Posted Jan. 11, 2019 | Adapated from the original Bloomberg Law article here
A challenge by dozens of cities and counties to a Federal Communications Commission order aimed at speeding up the deployment of densified 4G and 5G network infrastructure is back in the U.S. Court of Appeals for the Ninth Circuit.
The U.S. Court of Appeals for the Tenth Circuit on Jan. 10 granted a bid by San Jose, Calif. and other local governments to transfer the case to where they had originally sued. The court also denied their bid to stay the FCC’s order pending the litigation, though that issue could be taken up by the Ninth Circuit. Portions of the order is set to take effect in part on Jan. 14, but the FCC has been shutdown since Jan 2, 2019, so the Jan 14 effective date is not crystal clear,
The transfer is “huge news,” Robert (Tripp) May, counsel for the League of California Cities and several other local government petitioners, told Bloomberg Law Jan. 11.
May, a telecom partner at Telecom Law Firm PC in San Diego, said:
“Between the two, I would take the transfer over the stay seven days a week. Petitioners now can ask the Ninth Circuit to halt the order, even after it takes effect."

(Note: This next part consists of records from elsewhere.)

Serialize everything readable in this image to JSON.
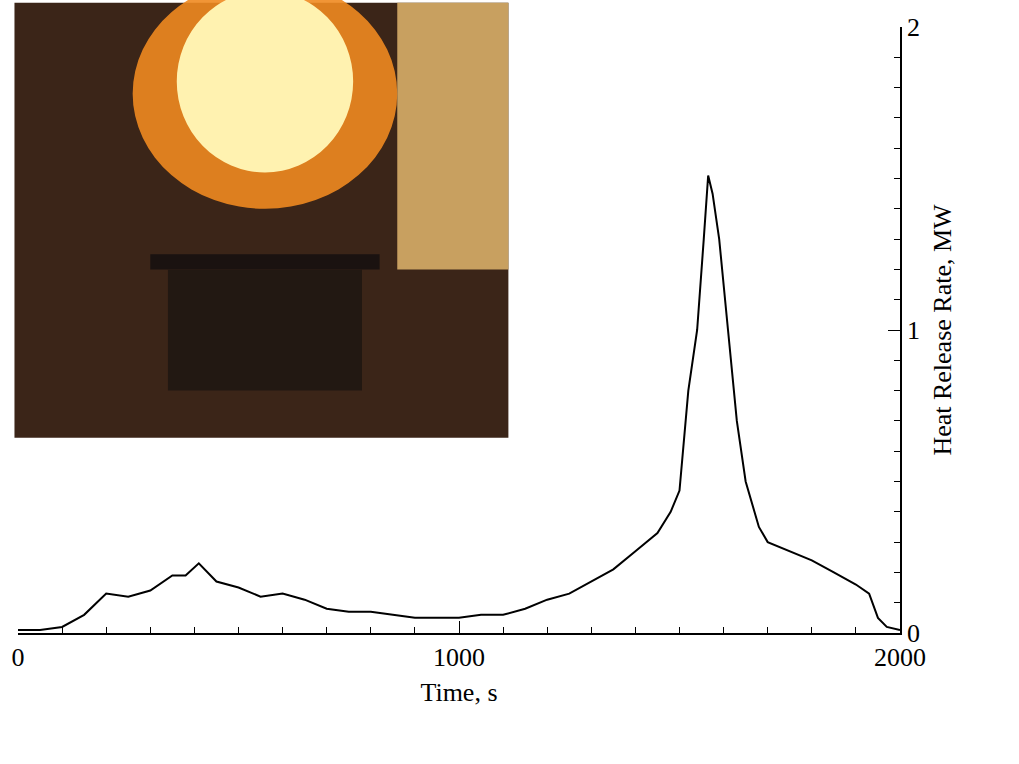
{
  "chart_data": {
    "type": "line",
    "x_label": "Time, s",
    "y_label": "Heat Release Rate, MW",
    "x": [
      0,
      50,
      100,
      150,
      200,
      250,
      300,
      350,
      380,
      410,
      450,
      500,
      550,
      600,
      650,
      700,
      750,
      800,
      850,
      900,
      950,
      1000,
      1050,
      1100,
      1150,
      1200,
      1250,
      1300,
      1350,
      1400,
      1450,
      1480,
      1500,
      1520,
      1540,
      1555,
      1565,
      1575,
      1590,
      1610,
      1630,
      1650,
      1680,
      1700,
      1750,
      1800,
      1850,
      1900,
      1930,
      1950,
      1970,
      2000
    ],
    "values": [
      0.01,
      0.01,
      0.02,
      0.06,
      0.13,
      0.12,
      0.14,
      0.19,
      0.19,
      0.23,
      0.17,
      0.15,
      0.12,
      0.13,
      0.11,
      0.08,
      0.07,
      0.07,
      0.06,
      0.05,
      0.05,
      0.05,
      0.06,
      0.06,
      0.08,
      0.11,
      0.13,
      0.17,
      0.21,
      0.27,
      0.33,
      0.4,
      0.47,
      0.8,
      1.0,
      1.3,
      1.51,
      1.45,
      1.3,
      1.0,
      0.7,
      0.5,
      0.35,
      0.3,
      0.27,
      0.24,
      0.2,
      0.16,
      0.13,
      0.05,
      0.02,
      0.01
    ],
    "color": "#000000",
    "xlim": [
      0,
      2000
    ],
    "ylim": [
      0,
      2
    ],
    "xticks": [
      0,
      1000,
      2000
    ],
    "yticks": [
      0,
      1,
      2
    ],
    "grid": false
  }
}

San Jose and 22 other cities and counties sued to overturn an order restricting how much local governments can charge wireless carriers to process applications for small cell equipment that’s critical to 5G. The order also imposes deadlines for cities to grant or deny the applications.
More local governments, as well as Sprint Corp., AT&T Inc., and Verizon Communications Inc., later filed separate petitions against the order in other federal circuit courts. The United States Judicial Panel on Multidistrict Litigation consolidated the petitions and chose the Tenth Circuit to hear the case.

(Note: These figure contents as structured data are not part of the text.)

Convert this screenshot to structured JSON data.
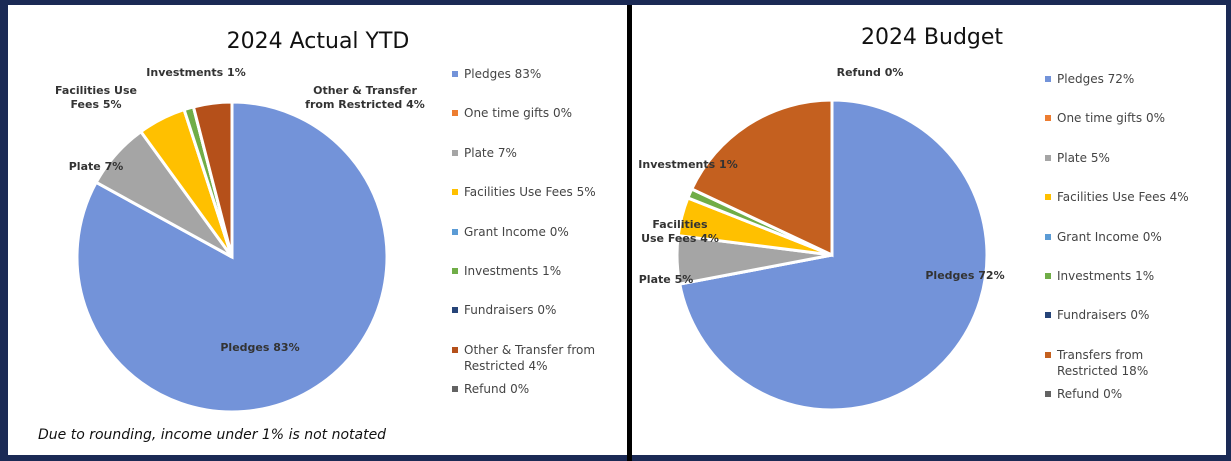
{
  "chart_data": [
    {
      "type": "pie",
      "title": "2024 Actual YTD",
      "categories": [
        "Pledges",
        "One time gifts",
        "Plate",
        "Facilities Use Fees",
        "Grant Income",
        "Investments",
        "Fundraisers",
        "Other & Transfer from Restricted",
        "Refund"
      ],
      "values": [
        83,
        0,
        7,
        5,
        0,
        1,
        0,
        4,
        0
      ],
      "value_labels": [
        "83%",
        "0%",
        "7%",
        "5%",
        "0%",
        "1%",
        "0%",
        "4%",
        "0%"
      ],
      "colors": [
        "#7393d9",
        "#ed7d31",
        "#a5a5a5",
        "#ffc000",
        "#5b9bd5",
        "#70ad47",
        "#264478",
        "#b5501a",
        "#636363"
      ],
      "legend": "right",
      "note": "Due to rounding, income under 1% is not notated"
    },
    {
      "type": "pie",
      "title": "2024 Budget",
      "categories": [
        "Pledges",
        "One time gifts",
        "Plate",
        "Facilities Use Fees",
        "Grant Income",
        "Investments",
        "Fundraisers",
        "Transfers from Restricted",
        "Refund"
      ],
      "values": [
        72,
        0,
        5,
        4,
        0,
        1,
        0,
        18,
        0
      ],
      "value_labels": [
        "72%",
        "0%",
        "5%",
        "4%",
        "0%",
        "1%",
        "0%",
        "18%",
        "0%"
      ],
      "colors": [
        "#7393d9",
        "#ed7d31",
        "#a5a5a5",
        "#ffc000",
        "#5b9bd5",
        "#70ad47",
        "#264478",
        "#c4601f",
        "#636363"
      ],
      "legend": "right"
    }
  ]
}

The FCC’s order essentially says that if a city makes it harder for a carrier to provide telecom services, that amounts to a prohibition, May said.
The petitioners argued that the Ninth Circuit should hear the case because the FCC order ignores a Ninth Circuit interpretation of the Telecommunications Act of 1996. The law says governments can’t stop entities from providing telecom services. The Ninth Circuit has held that an entity must show “actual or effective prohibition” to allege a violation.
The FCC and the wireless carriers had opposed the cities’ bid to transfer the case. Spokespeople for the FCC, Sprint, and Verizon declined to comment. AT&T didn’t immediately respond to a Bloomberg Law request for comment.
The main case is City of San Jose v. FCC, 10th Cir., No. 18-9568, 1/10/19.